More things to look for in a new academy

  1. Level of instruction – This is more subjective. The higher your level the higher the level of instruction and coaching you will need in order to improve. If you are just starting out there’s really not that big of a difference but as you progress you’re going to want the ability to advance already in place. For example many academies will have a beginner, intermediate, and an advanced classes.

    1. Higher belts – The more the better. Although newer academies tend to have fewer higher belts.

    2. Atmosphere – Look for academies with a good atmosphere and no drama if possible. If the atmosphere feels off to you that is a huge red flag to try out another academy.

    3. History – Every instructor and academy has a history. If the academy doesn’t mention it’s history or the instructor doesn’t talk about his or her instructor/lineage then you might be walking into a trap.

  2. Professionalism – Do the classes start and end on time? Is there a system for handling belt graduation? This can be a toss up even for more well known and established academies. But shouldn’t be a deal breaker.

  3. Communication – Communication is a two way street. Are you able to talk about any concerns or questions that you may have with the instructor(s)? What about with the staff? More traditional academies tend to have a do as I say mentality that makes communication a little bit harder, especially if the instructor is older.

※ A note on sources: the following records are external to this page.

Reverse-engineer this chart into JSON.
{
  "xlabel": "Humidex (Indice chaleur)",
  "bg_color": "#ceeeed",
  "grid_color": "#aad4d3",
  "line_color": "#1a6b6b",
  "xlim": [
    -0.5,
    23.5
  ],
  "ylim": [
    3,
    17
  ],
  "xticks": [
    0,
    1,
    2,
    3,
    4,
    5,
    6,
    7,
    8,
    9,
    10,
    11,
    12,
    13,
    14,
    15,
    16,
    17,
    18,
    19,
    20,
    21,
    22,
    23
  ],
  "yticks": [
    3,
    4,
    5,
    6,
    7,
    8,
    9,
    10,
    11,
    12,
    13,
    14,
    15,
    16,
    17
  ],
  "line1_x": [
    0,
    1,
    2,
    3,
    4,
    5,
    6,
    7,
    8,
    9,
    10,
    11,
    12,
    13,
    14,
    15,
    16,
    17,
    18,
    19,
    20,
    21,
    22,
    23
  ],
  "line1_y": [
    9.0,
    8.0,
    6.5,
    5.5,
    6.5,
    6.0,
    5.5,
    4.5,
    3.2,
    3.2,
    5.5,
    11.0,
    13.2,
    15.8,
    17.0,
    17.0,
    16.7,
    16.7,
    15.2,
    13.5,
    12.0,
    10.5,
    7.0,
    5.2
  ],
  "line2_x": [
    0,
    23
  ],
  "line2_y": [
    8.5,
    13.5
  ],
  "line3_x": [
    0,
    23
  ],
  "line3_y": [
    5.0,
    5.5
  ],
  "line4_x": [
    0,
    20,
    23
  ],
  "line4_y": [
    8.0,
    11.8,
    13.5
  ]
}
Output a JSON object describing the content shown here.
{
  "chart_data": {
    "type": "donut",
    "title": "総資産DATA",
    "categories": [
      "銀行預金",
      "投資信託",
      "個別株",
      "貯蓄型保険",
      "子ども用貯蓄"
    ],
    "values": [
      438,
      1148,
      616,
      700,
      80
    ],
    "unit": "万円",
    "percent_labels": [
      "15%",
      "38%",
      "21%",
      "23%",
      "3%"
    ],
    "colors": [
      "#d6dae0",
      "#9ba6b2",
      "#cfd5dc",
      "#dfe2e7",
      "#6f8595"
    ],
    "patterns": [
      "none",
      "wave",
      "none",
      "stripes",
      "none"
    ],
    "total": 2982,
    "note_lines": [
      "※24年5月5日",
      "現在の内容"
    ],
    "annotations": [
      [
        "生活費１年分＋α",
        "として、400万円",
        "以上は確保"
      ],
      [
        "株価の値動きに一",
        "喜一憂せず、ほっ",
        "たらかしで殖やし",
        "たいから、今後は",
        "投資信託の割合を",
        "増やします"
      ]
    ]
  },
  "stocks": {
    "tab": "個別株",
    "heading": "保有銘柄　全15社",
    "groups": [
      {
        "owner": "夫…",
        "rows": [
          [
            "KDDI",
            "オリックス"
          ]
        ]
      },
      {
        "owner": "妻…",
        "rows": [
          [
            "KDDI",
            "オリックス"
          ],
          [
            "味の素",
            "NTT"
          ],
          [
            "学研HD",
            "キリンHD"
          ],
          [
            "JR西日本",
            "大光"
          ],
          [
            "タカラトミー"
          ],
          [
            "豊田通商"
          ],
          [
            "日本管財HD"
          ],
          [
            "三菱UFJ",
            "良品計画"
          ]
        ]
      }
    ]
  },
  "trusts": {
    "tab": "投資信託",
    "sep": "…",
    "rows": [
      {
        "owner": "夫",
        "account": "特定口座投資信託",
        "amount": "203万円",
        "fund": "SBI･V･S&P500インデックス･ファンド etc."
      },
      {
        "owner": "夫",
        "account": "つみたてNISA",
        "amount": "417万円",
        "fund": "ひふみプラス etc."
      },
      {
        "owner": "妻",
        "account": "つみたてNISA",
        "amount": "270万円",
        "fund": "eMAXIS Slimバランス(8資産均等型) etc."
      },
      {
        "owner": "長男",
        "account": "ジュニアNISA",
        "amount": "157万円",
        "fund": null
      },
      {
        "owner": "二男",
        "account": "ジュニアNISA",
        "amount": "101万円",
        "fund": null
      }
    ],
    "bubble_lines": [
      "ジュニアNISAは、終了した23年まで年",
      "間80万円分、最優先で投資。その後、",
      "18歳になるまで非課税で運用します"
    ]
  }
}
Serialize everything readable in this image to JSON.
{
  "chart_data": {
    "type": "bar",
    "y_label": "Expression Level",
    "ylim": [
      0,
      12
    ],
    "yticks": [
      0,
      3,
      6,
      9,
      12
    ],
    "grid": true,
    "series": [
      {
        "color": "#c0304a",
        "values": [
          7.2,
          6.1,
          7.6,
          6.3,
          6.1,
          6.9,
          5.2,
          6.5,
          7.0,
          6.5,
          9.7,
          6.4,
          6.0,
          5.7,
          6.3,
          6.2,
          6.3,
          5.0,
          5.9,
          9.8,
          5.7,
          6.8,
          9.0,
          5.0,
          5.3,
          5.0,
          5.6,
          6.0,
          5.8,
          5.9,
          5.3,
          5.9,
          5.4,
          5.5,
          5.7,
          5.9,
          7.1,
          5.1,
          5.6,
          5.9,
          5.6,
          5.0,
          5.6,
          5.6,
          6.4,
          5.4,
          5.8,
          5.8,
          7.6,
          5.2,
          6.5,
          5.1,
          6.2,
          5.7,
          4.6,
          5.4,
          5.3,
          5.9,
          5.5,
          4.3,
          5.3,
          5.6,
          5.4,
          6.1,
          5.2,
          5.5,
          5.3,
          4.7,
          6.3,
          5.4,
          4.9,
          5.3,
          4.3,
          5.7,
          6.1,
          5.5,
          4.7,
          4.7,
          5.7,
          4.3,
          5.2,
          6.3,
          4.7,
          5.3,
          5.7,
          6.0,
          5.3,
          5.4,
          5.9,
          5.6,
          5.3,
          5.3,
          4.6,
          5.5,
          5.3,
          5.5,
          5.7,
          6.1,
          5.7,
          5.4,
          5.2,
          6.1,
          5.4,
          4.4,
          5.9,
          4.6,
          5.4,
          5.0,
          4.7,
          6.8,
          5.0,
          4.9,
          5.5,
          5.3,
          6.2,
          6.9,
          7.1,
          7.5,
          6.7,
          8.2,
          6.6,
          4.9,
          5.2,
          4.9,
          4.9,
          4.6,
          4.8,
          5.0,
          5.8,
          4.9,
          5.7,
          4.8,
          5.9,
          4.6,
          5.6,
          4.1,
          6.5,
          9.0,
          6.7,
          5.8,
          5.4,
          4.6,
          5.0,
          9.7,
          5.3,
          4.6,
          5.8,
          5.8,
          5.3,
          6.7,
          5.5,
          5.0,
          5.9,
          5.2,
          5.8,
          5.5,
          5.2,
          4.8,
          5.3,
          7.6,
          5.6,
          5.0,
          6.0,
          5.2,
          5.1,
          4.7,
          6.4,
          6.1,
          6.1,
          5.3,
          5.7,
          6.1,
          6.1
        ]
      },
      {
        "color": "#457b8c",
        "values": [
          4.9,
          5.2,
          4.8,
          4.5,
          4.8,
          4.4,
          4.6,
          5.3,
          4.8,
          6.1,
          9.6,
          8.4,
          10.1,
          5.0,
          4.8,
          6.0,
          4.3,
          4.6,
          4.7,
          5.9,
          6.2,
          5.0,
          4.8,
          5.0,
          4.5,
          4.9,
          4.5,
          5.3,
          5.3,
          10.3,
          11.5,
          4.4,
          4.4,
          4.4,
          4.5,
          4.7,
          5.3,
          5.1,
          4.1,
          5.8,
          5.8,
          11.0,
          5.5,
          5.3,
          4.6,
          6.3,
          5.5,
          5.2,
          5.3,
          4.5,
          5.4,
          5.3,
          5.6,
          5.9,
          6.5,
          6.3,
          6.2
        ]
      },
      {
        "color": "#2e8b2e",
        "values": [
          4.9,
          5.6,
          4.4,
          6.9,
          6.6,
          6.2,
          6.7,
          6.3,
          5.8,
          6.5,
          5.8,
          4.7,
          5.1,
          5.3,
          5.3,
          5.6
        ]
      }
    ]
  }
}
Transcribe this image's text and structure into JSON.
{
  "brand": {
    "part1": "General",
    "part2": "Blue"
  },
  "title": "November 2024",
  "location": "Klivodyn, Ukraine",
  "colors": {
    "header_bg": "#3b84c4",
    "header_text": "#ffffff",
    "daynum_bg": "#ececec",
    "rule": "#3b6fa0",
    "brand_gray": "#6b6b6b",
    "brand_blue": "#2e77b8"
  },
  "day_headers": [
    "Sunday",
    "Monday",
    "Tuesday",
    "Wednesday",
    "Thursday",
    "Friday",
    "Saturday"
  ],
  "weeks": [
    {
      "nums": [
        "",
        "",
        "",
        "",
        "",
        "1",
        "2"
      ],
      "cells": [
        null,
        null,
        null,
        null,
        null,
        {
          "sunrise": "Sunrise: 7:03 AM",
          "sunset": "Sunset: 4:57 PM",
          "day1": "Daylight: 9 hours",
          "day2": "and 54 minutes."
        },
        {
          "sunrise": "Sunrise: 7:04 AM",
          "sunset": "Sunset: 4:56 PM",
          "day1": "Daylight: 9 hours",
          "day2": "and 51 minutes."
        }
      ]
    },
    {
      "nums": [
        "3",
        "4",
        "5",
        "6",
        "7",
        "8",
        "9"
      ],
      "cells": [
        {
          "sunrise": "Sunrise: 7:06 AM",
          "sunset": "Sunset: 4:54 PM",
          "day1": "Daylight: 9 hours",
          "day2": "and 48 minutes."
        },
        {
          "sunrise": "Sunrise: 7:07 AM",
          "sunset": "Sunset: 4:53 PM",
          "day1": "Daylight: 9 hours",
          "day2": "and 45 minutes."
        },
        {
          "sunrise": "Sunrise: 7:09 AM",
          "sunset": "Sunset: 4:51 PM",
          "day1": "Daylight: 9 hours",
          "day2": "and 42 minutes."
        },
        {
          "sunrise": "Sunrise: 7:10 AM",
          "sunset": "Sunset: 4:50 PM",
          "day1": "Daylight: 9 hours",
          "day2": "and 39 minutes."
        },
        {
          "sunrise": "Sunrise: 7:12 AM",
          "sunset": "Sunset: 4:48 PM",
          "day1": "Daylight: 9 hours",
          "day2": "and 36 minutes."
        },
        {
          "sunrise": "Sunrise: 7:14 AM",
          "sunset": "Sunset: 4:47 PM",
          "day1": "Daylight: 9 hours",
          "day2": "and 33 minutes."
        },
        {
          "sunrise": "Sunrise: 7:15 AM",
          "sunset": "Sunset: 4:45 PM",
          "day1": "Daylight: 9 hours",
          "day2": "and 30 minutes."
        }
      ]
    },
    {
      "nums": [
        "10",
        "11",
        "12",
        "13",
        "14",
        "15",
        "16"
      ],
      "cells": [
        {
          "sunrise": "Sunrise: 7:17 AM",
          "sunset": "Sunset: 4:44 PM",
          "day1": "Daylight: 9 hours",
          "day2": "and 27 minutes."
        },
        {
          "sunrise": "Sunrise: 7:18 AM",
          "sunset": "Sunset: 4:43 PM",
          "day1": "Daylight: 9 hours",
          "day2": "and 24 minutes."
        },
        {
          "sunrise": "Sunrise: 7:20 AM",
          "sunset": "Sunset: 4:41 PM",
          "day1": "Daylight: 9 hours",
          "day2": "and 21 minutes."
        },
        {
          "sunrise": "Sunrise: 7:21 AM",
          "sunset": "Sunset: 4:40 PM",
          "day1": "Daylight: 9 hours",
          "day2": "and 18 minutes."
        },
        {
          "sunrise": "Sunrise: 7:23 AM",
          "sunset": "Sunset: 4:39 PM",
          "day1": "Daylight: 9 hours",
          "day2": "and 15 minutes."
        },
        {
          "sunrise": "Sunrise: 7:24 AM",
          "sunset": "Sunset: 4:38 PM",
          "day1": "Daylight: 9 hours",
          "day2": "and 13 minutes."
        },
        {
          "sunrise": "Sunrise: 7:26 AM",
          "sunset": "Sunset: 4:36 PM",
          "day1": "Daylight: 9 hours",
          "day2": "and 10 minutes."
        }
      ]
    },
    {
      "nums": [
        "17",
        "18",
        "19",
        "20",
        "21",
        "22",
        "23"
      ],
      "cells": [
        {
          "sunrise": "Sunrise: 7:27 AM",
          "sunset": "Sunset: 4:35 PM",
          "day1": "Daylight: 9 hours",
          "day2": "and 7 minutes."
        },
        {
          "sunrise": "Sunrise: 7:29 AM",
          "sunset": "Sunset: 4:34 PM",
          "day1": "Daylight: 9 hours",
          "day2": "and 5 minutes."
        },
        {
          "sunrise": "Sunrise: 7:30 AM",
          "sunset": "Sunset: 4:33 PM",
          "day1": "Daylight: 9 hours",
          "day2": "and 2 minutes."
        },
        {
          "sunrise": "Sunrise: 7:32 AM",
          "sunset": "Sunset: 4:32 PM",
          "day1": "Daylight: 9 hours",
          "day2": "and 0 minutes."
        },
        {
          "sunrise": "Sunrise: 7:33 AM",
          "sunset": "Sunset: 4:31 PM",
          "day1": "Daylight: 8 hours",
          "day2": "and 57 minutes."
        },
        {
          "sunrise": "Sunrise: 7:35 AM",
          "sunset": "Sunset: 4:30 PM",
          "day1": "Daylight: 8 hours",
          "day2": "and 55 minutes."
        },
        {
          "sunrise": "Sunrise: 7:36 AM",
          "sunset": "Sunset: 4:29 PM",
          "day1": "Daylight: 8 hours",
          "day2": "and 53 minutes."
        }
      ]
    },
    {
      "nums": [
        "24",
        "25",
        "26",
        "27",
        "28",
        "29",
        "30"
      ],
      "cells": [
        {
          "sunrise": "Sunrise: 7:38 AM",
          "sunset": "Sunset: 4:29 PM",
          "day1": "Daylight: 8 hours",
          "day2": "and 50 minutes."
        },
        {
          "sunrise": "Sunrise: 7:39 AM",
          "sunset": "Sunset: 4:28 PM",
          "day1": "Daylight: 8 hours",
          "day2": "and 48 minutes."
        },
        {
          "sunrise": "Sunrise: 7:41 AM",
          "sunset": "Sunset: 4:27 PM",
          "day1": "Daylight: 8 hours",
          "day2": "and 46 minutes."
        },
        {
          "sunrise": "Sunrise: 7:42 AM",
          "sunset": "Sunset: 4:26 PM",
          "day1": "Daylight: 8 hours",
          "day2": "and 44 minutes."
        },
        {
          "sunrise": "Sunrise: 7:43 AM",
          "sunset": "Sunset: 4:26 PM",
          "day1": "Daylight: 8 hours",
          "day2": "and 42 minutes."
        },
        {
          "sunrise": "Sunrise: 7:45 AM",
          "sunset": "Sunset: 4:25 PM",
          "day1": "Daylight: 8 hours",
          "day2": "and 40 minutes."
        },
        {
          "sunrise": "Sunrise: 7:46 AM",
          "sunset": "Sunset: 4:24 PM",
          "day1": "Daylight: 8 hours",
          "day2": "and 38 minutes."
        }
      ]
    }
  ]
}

  4. Cleanliness – This should be self explanatory but you would be surprised by the number of academies where this is an issue. Clean mats and bathrooms are a prerequisite of any successful academy.

  5. Diversity – A cool part of Jiu Jitsu is that it brings together people from completely different backgrounds.

  6. Location – The academy needs to be accessible enough for you to be able to attend classes regularly. That might mean that it’s close to where you live or work. Either way it needs to be convenient.

Ultimately you are going to have to find an academy that fits your needs.

Everyone’s needs are different.

For example, if I were to move to another city and look for a new academy. I would have a completely different set of requirements than a blue belt looking to train 2-3 times a week.

I want to end this post by reminding you to do your due diligence in your search for a new Jiu Jitsu home. Take your time, try a class or two before deciding. It might take a while for the training partners and instructor(s) to warm up to you. But if the academy feels right, it’s convenient, and you like the people who train there then that’s all that really matters.